RoadworkUK is the online persona of Gianni Hirsch, a tall, awkward gentleman with a home office full of gently decomposing paper and a garage full of worthless scrap metal. He lives in the village of Moistly, which is a safe distance from London and is surrounded by enough water and scenery to be interesting. In another life, he has designed, sold, worked on and written about cars in exchange for small quantities of money.

0 Comments

  1. I think this is the first time in my life that Honda was putting something new out that I wanted.

    1. Really, even the S2000 didn’t rustle your jimmies a little? I mean, motorcycle powerbands aren’t for everyone, but damn that car is an incredible ride.

      1. I was anti roadster in my youth and young manhood. I don’t have hangups anymore but that doesn’t mean I have money to get one. I’d probably get an ecotec sky anyway though.

        1. Do it! I’ve had my 2.4 for three months now and it’s one of the best decisions I ever made. It’s not fast, but the handling is precise and surprisingly oversteery, it has almost shockingly comfortable seats, and it still looks great (even with the top up, wierdly).

    2. Didn’t the last Integra and RSX tickle you a little? You were born after 1998, yes?

      1. Nope, by the time they were in my price range they were all beat senseless too.
        Also, Honda and Acura are respected as sperate brands in the US, other wise all years of the NSX would have applied. Apparently I had one MY of the CRX in my lifetime, so that should be the other.

  2. 40mm gear to gear.
    40. mm.
    Forty millimeters.
    ~1.6 inches.
    No matter how many times I run it through my brain, I can’t fathom such a tight gate. Astounding.
    While the TypeR will undoubtedly be rare even when it does come stateside, I cannot wait for a slightly-detuned version of its engine to start gracing the engine bays of Honda’s run-of-the-mill lineup.
    Then begins the next chapter of the Honda enthusiast community’s neverending engine swap party. What will we see first? A normal or Si Civic with the 2.0 turbo swapped from a trashed Accord, or the TypeR?

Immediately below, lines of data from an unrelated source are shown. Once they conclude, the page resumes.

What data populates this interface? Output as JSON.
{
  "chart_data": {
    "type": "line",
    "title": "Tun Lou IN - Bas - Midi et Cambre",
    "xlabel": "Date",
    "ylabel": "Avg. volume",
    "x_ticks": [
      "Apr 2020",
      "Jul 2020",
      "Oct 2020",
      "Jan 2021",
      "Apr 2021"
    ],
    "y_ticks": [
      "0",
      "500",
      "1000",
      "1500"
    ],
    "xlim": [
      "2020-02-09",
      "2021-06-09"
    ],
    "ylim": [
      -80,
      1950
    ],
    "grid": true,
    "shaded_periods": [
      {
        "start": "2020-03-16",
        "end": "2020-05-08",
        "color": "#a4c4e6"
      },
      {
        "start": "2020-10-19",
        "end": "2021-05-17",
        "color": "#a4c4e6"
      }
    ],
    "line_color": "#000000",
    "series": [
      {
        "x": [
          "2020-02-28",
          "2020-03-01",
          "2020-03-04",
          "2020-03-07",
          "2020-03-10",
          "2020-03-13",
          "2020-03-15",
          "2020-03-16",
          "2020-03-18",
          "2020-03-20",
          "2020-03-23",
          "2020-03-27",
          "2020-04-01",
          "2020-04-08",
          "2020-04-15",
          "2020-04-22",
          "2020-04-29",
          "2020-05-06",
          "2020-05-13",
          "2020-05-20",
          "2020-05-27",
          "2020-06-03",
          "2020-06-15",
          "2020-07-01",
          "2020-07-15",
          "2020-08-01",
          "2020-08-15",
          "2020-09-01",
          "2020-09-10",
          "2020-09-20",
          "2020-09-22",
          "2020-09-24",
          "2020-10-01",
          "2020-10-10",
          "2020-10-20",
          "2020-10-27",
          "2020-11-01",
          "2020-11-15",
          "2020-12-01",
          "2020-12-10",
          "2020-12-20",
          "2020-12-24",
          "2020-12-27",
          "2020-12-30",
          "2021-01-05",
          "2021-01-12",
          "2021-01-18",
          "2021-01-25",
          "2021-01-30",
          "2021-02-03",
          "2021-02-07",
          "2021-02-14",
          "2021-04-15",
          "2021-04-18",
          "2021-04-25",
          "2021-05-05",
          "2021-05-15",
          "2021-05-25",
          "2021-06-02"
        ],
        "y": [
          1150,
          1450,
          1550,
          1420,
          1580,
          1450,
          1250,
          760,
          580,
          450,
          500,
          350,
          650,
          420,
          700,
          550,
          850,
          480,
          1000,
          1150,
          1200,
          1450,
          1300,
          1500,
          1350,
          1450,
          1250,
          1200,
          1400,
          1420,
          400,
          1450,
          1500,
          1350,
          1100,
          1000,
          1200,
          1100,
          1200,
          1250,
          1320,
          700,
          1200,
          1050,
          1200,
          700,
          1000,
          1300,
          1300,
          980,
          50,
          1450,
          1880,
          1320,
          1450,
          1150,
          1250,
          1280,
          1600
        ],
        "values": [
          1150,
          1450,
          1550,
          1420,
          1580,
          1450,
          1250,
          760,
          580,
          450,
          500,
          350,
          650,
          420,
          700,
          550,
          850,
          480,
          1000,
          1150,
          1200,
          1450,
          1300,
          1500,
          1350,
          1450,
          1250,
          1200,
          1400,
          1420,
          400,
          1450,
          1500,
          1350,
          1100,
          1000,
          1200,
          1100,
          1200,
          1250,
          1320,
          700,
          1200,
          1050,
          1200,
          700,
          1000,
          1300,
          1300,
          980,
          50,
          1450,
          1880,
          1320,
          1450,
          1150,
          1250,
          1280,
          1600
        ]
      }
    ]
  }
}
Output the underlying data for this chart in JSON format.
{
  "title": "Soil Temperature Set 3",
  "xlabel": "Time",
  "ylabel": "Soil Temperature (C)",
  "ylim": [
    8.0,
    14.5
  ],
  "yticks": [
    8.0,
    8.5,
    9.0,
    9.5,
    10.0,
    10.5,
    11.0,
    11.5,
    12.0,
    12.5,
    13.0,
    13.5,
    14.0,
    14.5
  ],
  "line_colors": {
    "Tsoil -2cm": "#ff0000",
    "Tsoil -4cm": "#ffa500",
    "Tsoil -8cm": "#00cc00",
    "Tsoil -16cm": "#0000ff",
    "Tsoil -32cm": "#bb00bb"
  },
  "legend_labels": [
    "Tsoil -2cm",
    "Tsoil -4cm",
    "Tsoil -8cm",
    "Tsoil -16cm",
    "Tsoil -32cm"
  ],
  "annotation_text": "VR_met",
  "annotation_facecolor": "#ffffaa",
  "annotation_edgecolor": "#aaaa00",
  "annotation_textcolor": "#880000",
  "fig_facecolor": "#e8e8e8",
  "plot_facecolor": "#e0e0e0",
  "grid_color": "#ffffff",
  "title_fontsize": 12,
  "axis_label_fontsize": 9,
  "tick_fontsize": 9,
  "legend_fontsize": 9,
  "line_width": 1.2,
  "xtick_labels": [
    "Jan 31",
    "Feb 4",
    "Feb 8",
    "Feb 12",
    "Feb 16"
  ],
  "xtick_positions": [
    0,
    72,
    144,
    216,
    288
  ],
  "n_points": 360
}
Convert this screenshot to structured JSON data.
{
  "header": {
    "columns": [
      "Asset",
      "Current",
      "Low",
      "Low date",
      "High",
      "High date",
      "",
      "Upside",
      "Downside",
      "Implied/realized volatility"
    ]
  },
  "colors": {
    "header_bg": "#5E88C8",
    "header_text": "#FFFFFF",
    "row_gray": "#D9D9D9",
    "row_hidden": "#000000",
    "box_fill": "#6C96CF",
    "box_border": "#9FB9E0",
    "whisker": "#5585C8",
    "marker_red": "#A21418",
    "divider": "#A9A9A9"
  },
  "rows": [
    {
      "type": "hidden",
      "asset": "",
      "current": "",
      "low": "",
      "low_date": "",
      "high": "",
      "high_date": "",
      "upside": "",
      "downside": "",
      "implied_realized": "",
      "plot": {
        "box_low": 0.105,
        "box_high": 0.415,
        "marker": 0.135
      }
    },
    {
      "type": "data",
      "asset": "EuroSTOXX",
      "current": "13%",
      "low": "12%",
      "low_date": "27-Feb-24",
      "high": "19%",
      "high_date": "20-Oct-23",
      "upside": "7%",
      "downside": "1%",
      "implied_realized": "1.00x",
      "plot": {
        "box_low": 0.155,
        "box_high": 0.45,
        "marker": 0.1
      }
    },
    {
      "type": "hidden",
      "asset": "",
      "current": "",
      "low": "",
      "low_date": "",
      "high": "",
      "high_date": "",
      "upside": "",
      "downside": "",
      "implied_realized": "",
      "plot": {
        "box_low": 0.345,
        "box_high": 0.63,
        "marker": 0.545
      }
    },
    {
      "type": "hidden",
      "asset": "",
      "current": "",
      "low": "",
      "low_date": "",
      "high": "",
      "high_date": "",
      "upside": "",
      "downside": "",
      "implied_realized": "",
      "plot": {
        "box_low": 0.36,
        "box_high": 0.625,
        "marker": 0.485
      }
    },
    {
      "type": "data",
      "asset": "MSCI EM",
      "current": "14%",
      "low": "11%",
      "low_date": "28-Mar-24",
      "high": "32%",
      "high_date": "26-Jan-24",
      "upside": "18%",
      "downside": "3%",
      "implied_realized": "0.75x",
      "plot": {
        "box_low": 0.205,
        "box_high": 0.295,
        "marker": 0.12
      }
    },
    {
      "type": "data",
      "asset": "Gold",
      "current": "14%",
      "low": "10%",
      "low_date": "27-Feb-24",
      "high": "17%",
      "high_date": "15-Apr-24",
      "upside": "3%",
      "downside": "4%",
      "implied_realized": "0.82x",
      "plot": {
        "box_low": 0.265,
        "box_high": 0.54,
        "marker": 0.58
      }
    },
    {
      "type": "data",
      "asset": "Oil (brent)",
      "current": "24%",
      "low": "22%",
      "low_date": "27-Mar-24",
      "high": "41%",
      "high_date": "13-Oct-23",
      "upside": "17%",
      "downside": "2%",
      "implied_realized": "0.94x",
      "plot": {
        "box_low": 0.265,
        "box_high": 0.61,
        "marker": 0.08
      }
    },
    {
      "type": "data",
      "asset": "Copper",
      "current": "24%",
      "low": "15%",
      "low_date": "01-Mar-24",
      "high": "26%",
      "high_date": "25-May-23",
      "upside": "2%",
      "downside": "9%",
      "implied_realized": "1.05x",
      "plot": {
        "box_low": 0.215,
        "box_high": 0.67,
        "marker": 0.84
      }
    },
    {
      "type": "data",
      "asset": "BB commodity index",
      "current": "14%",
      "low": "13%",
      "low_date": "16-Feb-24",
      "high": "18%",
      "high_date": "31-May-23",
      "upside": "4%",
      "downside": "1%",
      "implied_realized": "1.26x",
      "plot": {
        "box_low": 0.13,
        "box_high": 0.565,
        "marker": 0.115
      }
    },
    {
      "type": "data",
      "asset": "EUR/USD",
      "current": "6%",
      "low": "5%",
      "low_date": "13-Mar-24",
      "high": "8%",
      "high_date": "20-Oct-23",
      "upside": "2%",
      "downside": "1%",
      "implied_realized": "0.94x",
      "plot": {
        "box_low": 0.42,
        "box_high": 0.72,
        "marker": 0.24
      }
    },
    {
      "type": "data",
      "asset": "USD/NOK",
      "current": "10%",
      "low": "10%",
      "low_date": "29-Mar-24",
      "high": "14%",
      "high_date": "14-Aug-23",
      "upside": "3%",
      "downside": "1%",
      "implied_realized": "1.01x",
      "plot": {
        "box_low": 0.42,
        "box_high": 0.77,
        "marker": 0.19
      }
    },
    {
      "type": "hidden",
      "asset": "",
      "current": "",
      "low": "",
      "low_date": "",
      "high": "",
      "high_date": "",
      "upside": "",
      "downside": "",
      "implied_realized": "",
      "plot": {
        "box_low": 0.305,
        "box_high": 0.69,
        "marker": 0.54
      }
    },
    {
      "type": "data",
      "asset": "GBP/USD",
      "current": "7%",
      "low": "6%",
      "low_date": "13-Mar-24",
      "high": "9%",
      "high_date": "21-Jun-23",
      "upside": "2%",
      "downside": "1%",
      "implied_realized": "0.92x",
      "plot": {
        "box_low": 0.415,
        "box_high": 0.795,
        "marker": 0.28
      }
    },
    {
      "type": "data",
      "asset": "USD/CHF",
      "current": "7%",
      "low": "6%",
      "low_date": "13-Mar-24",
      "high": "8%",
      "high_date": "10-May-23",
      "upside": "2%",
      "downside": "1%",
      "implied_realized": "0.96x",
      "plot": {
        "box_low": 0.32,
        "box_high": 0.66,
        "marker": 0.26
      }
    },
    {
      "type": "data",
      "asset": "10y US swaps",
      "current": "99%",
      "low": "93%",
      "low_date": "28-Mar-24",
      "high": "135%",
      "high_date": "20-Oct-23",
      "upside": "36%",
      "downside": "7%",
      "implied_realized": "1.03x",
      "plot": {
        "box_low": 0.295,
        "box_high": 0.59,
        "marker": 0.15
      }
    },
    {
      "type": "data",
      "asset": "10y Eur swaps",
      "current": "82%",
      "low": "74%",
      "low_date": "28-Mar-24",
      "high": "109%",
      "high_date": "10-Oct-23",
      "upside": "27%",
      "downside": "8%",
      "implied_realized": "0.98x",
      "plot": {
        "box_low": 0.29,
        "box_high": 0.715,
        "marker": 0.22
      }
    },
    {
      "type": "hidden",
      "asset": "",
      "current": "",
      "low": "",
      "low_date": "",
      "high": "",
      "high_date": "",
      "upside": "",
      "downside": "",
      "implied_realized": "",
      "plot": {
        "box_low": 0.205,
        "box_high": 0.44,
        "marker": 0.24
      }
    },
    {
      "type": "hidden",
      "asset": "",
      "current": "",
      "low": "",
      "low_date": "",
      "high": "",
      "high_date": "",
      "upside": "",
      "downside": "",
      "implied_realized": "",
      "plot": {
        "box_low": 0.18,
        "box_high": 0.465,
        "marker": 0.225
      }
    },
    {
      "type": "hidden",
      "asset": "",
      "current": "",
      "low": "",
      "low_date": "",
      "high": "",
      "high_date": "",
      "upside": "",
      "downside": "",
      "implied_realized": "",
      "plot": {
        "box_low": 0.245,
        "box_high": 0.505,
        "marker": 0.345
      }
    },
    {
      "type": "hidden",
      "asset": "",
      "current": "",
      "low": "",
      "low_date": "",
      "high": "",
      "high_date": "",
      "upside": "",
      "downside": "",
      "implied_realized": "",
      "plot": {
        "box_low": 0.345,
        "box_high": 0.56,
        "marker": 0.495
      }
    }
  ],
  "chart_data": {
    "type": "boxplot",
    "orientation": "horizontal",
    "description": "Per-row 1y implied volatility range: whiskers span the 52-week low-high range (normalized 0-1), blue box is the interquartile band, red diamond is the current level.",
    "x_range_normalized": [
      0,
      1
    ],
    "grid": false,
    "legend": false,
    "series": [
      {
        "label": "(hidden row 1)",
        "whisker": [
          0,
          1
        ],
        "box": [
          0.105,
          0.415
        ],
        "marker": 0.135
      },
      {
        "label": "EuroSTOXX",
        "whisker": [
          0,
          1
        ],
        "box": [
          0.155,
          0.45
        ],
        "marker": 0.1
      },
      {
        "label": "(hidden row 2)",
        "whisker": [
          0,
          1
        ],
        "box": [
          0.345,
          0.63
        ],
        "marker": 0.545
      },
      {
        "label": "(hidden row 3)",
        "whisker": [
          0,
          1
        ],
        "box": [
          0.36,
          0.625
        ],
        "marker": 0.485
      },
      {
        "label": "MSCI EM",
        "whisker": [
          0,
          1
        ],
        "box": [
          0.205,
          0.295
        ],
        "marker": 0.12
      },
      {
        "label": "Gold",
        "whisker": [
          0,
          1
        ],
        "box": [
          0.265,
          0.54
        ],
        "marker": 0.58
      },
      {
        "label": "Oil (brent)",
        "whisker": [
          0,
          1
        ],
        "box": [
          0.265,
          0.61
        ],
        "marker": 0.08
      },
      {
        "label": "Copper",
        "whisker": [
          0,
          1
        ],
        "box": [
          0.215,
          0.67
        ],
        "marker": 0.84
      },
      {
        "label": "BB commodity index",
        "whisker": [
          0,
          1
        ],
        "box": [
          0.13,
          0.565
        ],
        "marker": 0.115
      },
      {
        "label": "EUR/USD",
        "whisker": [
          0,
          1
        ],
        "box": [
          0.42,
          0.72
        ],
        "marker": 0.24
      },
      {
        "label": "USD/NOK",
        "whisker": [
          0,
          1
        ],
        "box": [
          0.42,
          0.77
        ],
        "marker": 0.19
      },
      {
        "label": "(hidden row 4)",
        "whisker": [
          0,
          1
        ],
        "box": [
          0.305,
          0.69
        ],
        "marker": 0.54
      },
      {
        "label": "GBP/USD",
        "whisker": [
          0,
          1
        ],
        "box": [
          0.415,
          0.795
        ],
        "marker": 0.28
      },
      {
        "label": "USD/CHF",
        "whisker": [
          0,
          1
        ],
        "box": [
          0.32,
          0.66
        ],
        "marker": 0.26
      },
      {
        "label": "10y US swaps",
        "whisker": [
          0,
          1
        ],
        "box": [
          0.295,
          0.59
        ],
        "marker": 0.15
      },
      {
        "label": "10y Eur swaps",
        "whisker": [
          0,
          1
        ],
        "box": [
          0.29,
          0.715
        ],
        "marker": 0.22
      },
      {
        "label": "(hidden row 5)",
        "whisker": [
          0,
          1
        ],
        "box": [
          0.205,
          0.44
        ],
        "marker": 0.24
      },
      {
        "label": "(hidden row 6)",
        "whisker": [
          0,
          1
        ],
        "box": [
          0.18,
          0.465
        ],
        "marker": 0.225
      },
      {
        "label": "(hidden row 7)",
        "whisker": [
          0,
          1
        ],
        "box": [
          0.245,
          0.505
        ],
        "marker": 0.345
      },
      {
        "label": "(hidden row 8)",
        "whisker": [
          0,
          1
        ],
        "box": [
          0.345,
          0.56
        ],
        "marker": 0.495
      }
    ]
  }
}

  3. Finally, a reason for keeping all my car magazines from the 90’s; I can now troll Honda fan boards by scanning old VTEC ads that made fun of turbochargers.

    1. But they still have VTEC… they’ve just added a turbocharger to it.
      Anyway, variable timing/lift/etc isn’t unique at all anymore. Almost all modern engines employ it in some fashion. Honda’s VTEC just gets the brunt of the abuse because it was among the first to bring it to the masses.

      1. Right, but they sold turbos as the archaic tools of the devil. I’m not chuckling at the demise of VTEC, but rather the adoption of a technology that Honda previously vehemently rejected.

        1. Righto.
          Well, they rejected it in marketing, perhaps. They have dabbled in turbos over the years. Kei cars. Acura RDX. CX500. Aquatrax.
          I’m inclined to believe they were just biding their time while turbo technology advanced.
          I say all of these things as a shameless Honda fanboy and apologist, btw.

  4. Hmm… If my wife chides me about our 500 Abarth not looking “age appropriate”, I’m betting this is right out. However, this past weekend she went for a ride in a friend’s 458, which she absolutely loved. So I’m going to tell her that if a Ferrari is age appropriate, then any other Fiat must be too. Going just a bit further, this is a Honda with 4 doors. Old people buy cars with 4 doors. So therefore, this practical 4 door Civic is a conservative, age appropriate commuter for this middle aged guy.
    Think she’ll buy it?

  5. Designwise- it’s nuts, even more than the STI hatch.
    I can’t get around it looking like a 4 wheel crotchrocket.